Limitations of the study

Our study has a few limitations. First, acute brain slices affect microglial activation, since they are highly sensitive to tissue disturbances and can adopt an activated phenotype over time [95]. Acute brain slices have been an essential tool for studying dynamic microglial behaviors, as they provide an environment that preserves microglia’s physiological states better than in vitro systems. Thus, the current work is not fully modeling an in vivo environment, and future analyses will be needed to test the in vivo effects of P2RY12 on microglial responses to amyloid across APOE genotypes and ages. Second, this work tests the acute effects of microglial responses to damage (including Aβ); more chronic effects would require similar experiments in mouse amyloid models. Third, our mouse model is heterozygous (CX3CR1GFP/+) for CX3CR1; therefore, neuron-microglia interaction mediated by CX3CL1-CX3CR1 signaling might be somewhat impaired compared to wild-type animals, resulting in decreased cognitive and synaptic function [96]. In addition, recent work [97] suggests that the loss of a single copy of CX3CR1 leads to alteration in microglial transcriptomics compared to wild-type animals.
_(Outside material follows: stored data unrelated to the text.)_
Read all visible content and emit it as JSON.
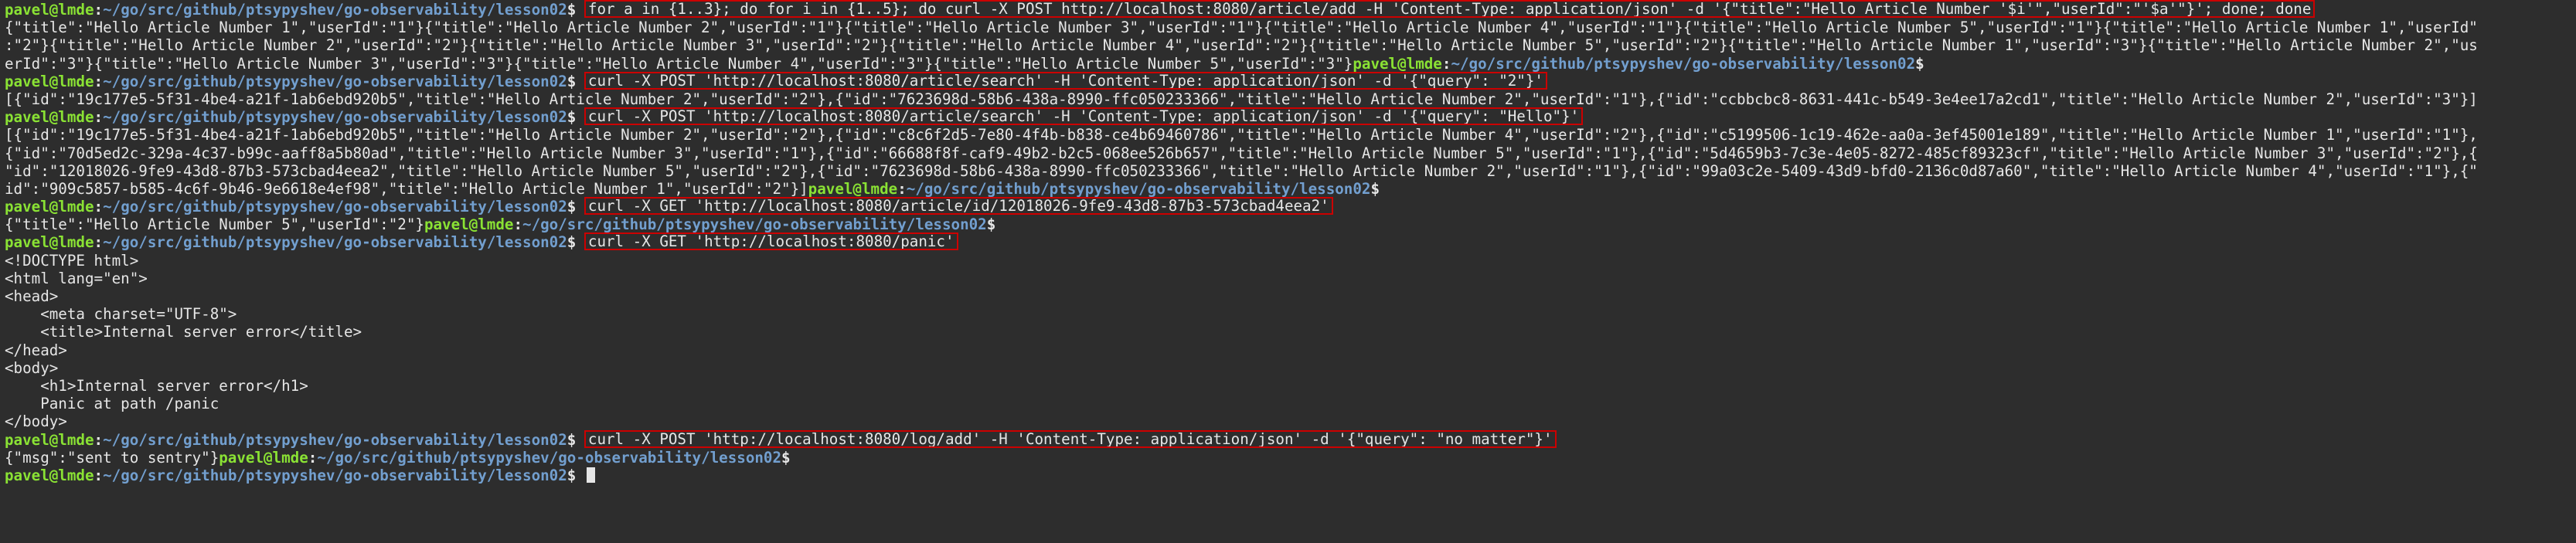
{
  "theme": {
    "background": "#2d2d2d",
    "foreground": "#e6e6e6",
    "prompt_user_color": "#8ae234",
    "prompt_path_color": "#729fcf",
    "highlight_border_color": "#cc0000"
  },
  "prompt": {
    "user_host": "pavel@lmde",
    "separator": ":",
    "path": "~/go/src/github/ptsypyshev/go-observability/lesson02",
    "symbol": "$ "
  },
  "lines": [
    {
      "type": "prompt_cmd",
      "cmd": "for a in {1..3}; do for i in {1..5}; do curl -X POST http://localhost:8080/article/add -H 'Content-Type: application/json' -d '{\"title\":\"Hello Article Number '$i'\",\"userId\":\"'$a'\"}'; done; done"
    },
    {
      "type": "output",
      "text": "{\"title\":\"Hello Article Number 1\",\"userId\":\"1\"}{\"title\":\"Hello Article Number 2\",\"userId\":\"1\"}{\"title\":\"Hello Article Number 3\",\"userId\":\"1\"}{\"title\":\"Hello Article Number 4\",\"userId\":\"1\"}{\"title\":\"Hello Article Number 5\",\"userId\":\"1\"}{\"title\":\"Hello Article Number 1\",\"userId\""
    },
    {
      "type": "output",
      "text": ":\"2\"}{\"title\":\"Hello Article Number 2\",\"userId\":\"2\"}{\"title\":\"Hello Article Number 3\",\"userId\":\"2\"}{\"title\":\"Hello Article Number 4\",\"userId\":\"2\"}{\"title\":\"Hello Article Number 5\",\"userId\":\"2\"}{\"title\":\"Hello Article Number 1\",\"userId\":\"3\"}{\"title\":\"Hello Article Number 2\",\"us"
    },
    {
      "type": "output_prompt",
      "text": "erId\":\"3\"}{\"title\":\"Hello Article Number 3\",\"userId\":\"3\"}{\"title\":\"Hello Article Number 4\",\"userId\":\"3\"}{\"title\":\"Hello Article Number 5\",\"userId\":\"3\"}"
    },
    {
      "type": "prompt_cmd",
      "cmd": "curl -X POST 'http://localhost:8080/article/search' -H 'Content-Type: application/json' -d '{\"query\": \"2\"}'"
    },
    {
      "type": "output",
      "text": "[{\"id\":\"19c177e5-5f31-4be4-a21f-1ab6ebd920b5\",\"title\":\"Hello Article Number 2\",\"userId\":\"2\"},{\"id\":\"7623698d-58b6-438a-8990-ffc050233366\",\"title\":\"Hello Article Number 2\",\"userId\":\"1\"},{\"id\":\"ccbbcbc8-8631-441c-b549-3e4ee17a2cd1\",\"title\":\"Hello Article Number 2\",\"userId\":\"3\"}]"
    },
    {
      "type": "prompt_cmd",
      "cmd": "curl -X POST 'http://localhost:8080/article/search' -H 'Content-Type: application/json' -d '{\"query\": \"Hello\"}'"
    },
    {
      "type": "output",
      "text": "[{\"id\":\"19c177e5-5f31-4be4-a21f-1ab6ebd920b5\",\"title\":\"Hello Article Number 2\",\"userId\":\"2\"},{\"id\":\"c8c6f2d5-7e80-4f4b-b838-ce4b69460786\",\"title\":\"Hello Article Number 4\",\"userId\":\"2\"},{\"id\":\"c5199506-1c19-462e-aa0a-3ef45001e189\",\"title\":\"Hello Article Number 1\",\"userId\":\"1\"},"
    },
    {
      "type": "output",
      "text": "{\"id\":\"70d5ed2c-329a-4c37-b99c-aaff8a5b80ad\",\"title\":\"Hello Article Number 3\",\"userId\":\"1\"},{\"id\":\"66688f8f-caf9-49b2-b2c5-068ee526b657\",\"title\":\"Hello Article Number 5\",\"userId\":\"1\"},{\"id\":\"5d4659b3-7c3e-4e05-8272-485cf89323cf\",\"title\":\"Hello Article Number 3\",\"userId\":\"2\"},{"
    },
    {
      "type": "output",
      "text": "\"id\":\"12018026-9fe9-43d8-87b3-573cbad4eea2\",\"title\":\"Hello Article Number 5\",\"userId\":\"2\"},{\"id\":\"7623698d-58b6-438a-8990-ffc050233366\",\"title\":\"Hello Article Number 2\",\"userId\":\"1\"},{\"id\":\"99a03c2e-5409-43d9-bfd0-2136c0d87a60\",\"title\":\"Hello Article Number 4\",\"userId\":\"1\"},{\""
    },
    {
      "type": "output_prompt",
      "text": "id\":\"909c5857-b585-4c6f-9b46-9e6618e4ef98\",\"title\":\"Hello Article Number 1\",\"userId\":\"2\"}]"
    },
    {
      "type": "prompt_cmd",
      "cmd": "curl -X GET 'http://localhost:8080/article/id/12018026-9fe9-43d8-87b3-573cbad4eea2'"
    },
    {
      "type": "output_prompt",
      "text": "{\"title\":\"Hello Article Number 5\",\"userId\":\"2\"}"
    },
    {
      "type": "prompt_cmd",
      "cmd": "curl -X GET 'http://localhost:8080/panic'"
    },
    {
      "type": "output",
      "text": "<!DOCTYPE html>"
    },
    {
      "type": "output",
      "text": "<html lang=\"en\">"
    },
    {
      "type": "output",
      "text": "<head>"
    },
    {
      "type": "output",
      "text": "    <meta charset=\"UTF-8\">"
    },
    {
      "type": "output",
      "text": "    <title>Internal server error</title>"
    },
    {
      "type": "output",
      "text": "</head>"
    },
    {
      "type": "output",
      "text": "<body>"
    },
    {
      "type": "output",
      "text": "    <h1>Internal server error</h1>"
    },
    {
      "type": "output",
      "text": "    Panic at path /panic"
    },
    {
      "type": "output",
      "text": "</body>"
    },
    {
      "type": "prompt_cmd",
      "cmd": "curl -X POST 'http://localhost:8080/log/add' -H 'Content-Type: application/json' -d '{\"query\": \"no matter\"}'"
    },
    {
      "type": "output_prompt",
      "text": "{\"msg\":\"sent to sentry\"}"
    },
    {
      "type": "prompt_cursor"
    }
  ]
}
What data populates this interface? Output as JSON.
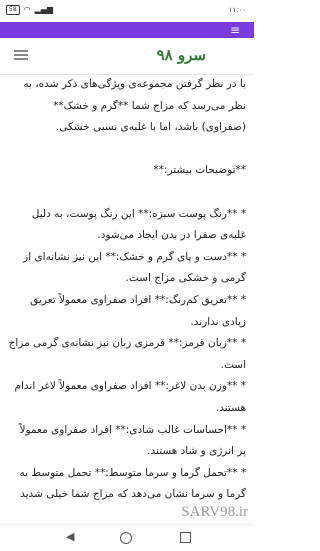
{
  "status_bar": {
    "time": "۱۱:۰۰",
    "battery": "58",
    "signal": "▂▄▆",
    "wifi": "◠"
  },
  "site": {
    "logo": "سرو ۹۸",
    "watermark": "SARV98.ir"
  },
  "article": {
    "p1": "با در نظر گرفتن مجموعه‌ی ویژگی‌های ذکر شده، به نظر می‌رسد که مزاج شما **گرم و خشک** (صفراوی) باشد، اما با غلبه‌ی نسبی خشکی.",
    "p2": "**توضیحات بیشتر:**",
    "p3": "* **رنگ پوست سبزه:** این رنگ پوست، به دلیل غلبه‌ی صفرا در بدن ایجاد می‌شود.",
    "p4": "* **دست و پای گرم و خشک:** این نیز نشانه‌ای از گرمی و خشکی مزاج است.",
    "p5": "* **تعریق کم‌رنگ:** افراد صفراوی معمولاً تعریق زیادی ندارند.",
    "p6": "* **زبان قرمز:** قرمزی زبان نیز نشانه‌ی گرمی مزاج است.",
    "p7": "* **وزن بدن لاغر:** افراد صفراوی معمولاً لاغر اندام هستند.",
    "p8": "* **احساسات غالب شادی:** افراد صفراوی معمولاً پر انرژی و شاد هستند.",
    "p9": "* **تحمل گرما و سرما متوسط:** تحمل متوسط به گرما و سرما نشان می‌دهد که مزاج شما خیلی شدید"
  }
}
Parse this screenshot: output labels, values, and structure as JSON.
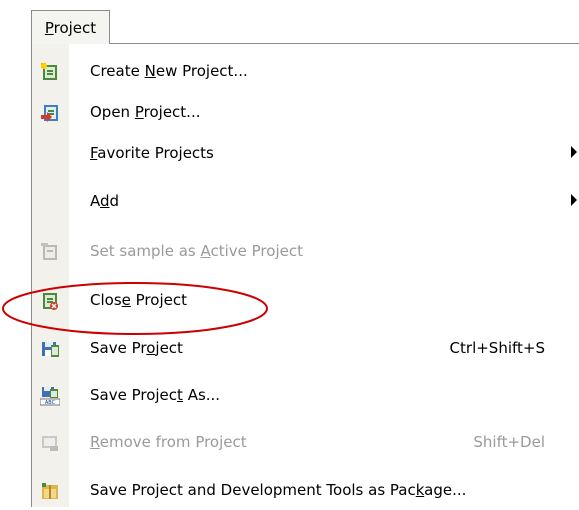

Although CX3CR1 is mainly expressed in microglia, expression can also be found in monocytes, subsets of NK, and dendritic cells [98]. Therefore, the potential impact of peripheral deletion CX3CR1 on brain homeostasis warrants further investigation [99].

Conclusion

We determined that APOE4 microglia have decreased surveillance, slower process movement in response to ATP, and decreased coverage of Aβ peptide infusion, processes that are mediated in part by the ATP receptor P2RY12. Future studies with this model would provide more information on the effects of APOE genotype on microglia-neuron interaction and its impact on neuronal networks prior to AD pathology. These studies will help to identify the most important microglial behaviors that are altered by APOE4 and aging and could be used in therapeutic approaches to reduce the risk of AD.